Although a small amount of radioactive glucose is injected for the PET examination, this will not affect the diabetes. It is important, however, that the PET imaging team is aware of the patient’s diabetes. This ensures that the best results can be achieved from the scan and unnecessary radiation dose is avoided.

» Can a patient have a CT scan, diagnostic X-ray examination or MRI scan on the same day as the PET/CT scan?

The PET scan will not affect the performance of these investigations. 
However, if other imaging tests are also planned, it is important to avoid any unnecessary duplication of the tests by ensuring that all physicians involved in the patient’s care are aware of the imaging tests being performed on the patient.

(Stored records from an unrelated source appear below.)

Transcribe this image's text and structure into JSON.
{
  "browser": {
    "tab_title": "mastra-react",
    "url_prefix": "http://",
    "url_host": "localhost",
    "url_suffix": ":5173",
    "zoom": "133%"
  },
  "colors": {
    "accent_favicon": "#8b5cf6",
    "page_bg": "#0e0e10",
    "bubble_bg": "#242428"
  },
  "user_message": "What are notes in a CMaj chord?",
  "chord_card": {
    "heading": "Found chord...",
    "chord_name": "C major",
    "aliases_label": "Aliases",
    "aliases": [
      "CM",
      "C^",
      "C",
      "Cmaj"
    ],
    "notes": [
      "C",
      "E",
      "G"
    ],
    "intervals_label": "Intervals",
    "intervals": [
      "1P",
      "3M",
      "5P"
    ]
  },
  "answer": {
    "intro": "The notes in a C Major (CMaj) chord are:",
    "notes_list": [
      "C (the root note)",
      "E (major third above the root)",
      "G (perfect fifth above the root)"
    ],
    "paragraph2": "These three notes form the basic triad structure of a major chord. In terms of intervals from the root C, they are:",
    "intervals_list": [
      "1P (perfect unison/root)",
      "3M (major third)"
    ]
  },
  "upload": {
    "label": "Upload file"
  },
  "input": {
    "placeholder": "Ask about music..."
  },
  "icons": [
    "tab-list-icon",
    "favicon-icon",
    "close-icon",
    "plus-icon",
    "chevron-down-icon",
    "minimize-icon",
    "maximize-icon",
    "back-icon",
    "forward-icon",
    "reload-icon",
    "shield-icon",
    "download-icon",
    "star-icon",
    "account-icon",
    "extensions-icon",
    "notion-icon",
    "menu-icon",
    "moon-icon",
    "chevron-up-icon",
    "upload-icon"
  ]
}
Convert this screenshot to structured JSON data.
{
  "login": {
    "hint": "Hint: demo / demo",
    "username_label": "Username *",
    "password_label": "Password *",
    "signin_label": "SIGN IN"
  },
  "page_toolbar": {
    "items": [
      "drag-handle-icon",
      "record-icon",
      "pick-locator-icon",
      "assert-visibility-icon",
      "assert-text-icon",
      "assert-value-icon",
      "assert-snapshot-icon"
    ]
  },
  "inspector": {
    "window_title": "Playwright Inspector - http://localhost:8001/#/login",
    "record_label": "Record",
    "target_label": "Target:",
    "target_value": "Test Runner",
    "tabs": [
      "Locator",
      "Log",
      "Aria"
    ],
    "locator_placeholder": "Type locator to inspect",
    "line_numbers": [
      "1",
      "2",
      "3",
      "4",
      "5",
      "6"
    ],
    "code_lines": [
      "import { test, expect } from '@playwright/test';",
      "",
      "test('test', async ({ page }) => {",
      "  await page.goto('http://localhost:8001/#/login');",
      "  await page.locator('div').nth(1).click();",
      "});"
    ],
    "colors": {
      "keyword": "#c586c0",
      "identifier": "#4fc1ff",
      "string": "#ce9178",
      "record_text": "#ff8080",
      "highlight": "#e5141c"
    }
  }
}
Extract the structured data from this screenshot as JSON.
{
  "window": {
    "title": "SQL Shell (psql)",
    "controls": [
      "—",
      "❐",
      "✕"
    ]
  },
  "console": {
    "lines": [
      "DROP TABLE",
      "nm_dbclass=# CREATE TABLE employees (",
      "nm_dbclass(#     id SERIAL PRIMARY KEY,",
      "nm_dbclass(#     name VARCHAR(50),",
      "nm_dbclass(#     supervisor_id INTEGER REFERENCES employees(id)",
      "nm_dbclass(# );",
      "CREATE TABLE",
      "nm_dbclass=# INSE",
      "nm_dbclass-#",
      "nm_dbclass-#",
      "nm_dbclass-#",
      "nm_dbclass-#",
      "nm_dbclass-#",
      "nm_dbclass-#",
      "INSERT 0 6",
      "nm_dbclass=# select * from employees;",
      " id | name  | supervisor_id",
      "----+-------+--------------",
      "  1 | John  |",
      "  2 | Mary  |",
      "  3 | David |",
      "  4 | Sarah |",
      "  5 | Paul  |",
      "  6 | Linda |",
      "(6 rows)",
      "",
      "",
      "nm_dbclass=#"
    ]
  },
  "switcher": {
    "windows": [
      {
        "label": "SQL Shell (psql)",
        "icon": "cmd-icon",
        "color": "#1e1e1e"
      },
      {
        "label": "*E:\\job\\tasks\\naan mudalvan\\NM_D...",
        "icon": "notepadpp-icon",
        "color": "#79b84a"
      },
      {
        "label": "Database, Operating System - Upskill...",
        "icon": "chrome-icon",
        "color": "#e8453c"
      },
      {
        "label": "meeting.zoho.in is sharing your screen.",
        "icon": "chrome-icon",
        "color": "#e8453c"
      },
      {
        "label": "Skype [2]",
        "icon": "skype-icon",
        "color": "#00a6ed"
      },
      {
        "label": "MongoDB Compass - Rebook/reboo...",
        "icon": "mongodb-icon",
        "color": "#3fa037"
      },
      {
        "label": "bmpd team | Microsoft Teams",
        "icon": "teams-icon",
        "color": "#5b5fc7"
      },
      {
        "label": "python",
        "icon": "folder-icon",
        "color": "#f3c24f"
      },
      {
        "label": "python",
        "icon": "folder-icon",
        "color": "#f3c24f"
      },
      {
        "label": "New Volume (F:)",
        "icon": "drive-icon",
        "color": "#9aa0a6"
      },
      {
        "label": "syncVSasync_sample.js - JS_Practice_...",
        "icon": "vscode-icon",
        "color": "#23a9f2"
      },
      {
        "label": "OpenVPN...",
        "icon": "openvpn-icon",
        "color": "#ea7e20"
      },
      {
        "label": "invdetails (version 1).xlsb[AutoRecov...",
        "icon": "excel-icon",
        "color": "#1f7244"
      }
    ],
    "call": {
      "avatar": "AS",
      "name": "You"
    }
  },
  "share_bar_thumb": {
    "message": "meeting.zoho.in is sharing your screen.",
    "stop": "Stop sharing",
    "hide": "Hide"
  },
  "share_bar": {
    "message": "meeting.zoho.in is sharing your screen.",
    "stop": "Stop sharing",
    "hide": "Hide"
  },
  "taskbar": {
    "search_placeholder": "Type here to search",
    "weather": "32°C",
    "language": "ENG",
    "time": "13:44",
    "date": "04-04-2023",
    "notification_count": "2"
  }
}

» After a PET scan, how long does a patient need to wait before using public transportation without setting off radiation detectors?

There is no danger to other travelers on public transportation following a PET scan.
In some countries, radiation detectors in public areas and specific locations such as airports can be inadvertently activated by even small amounts of radiation. Radiation detectors are now more sensitive than ever before. Nonetheless, the isotopes used for PET imaging decay so rapidly that after only 24 hours there is no danger of activating a radiation detector. It may be a good idea for the patient to obtain a document from the PET Centre stating that they have undergone a PET/CT scan, in case they are questioned.

» Does a patient need to restrict his or her activities after a PET/CT scan?

No. 

Although the scan involves injection of a radioactive substance, which will lead to radiation exposure of persons in his/her vicinity, the amount of radiation coming from the patient following the scan is low. The patient can carry out all routine activities without any risk to others, with the consideration of limiting contact with pregnant women and children .

» Are any additional restrictions required for a patient’s behavior for positron emitting tracers other than 18F-FDG?

18F-FDG is by far the most commonly used radiotracer. Other tracers with shorter half-lives (e.g. 82Rubidium, 13N-ammonia, 11C and 15O) decay much faster than FDG, and therefore require no additional restrictions. Radiation dose rates from non-fluorine tracers with longer half-lives have not been established in clinical use and are used very rarely in research studies. Individualized instructions would be required if these tracers are used.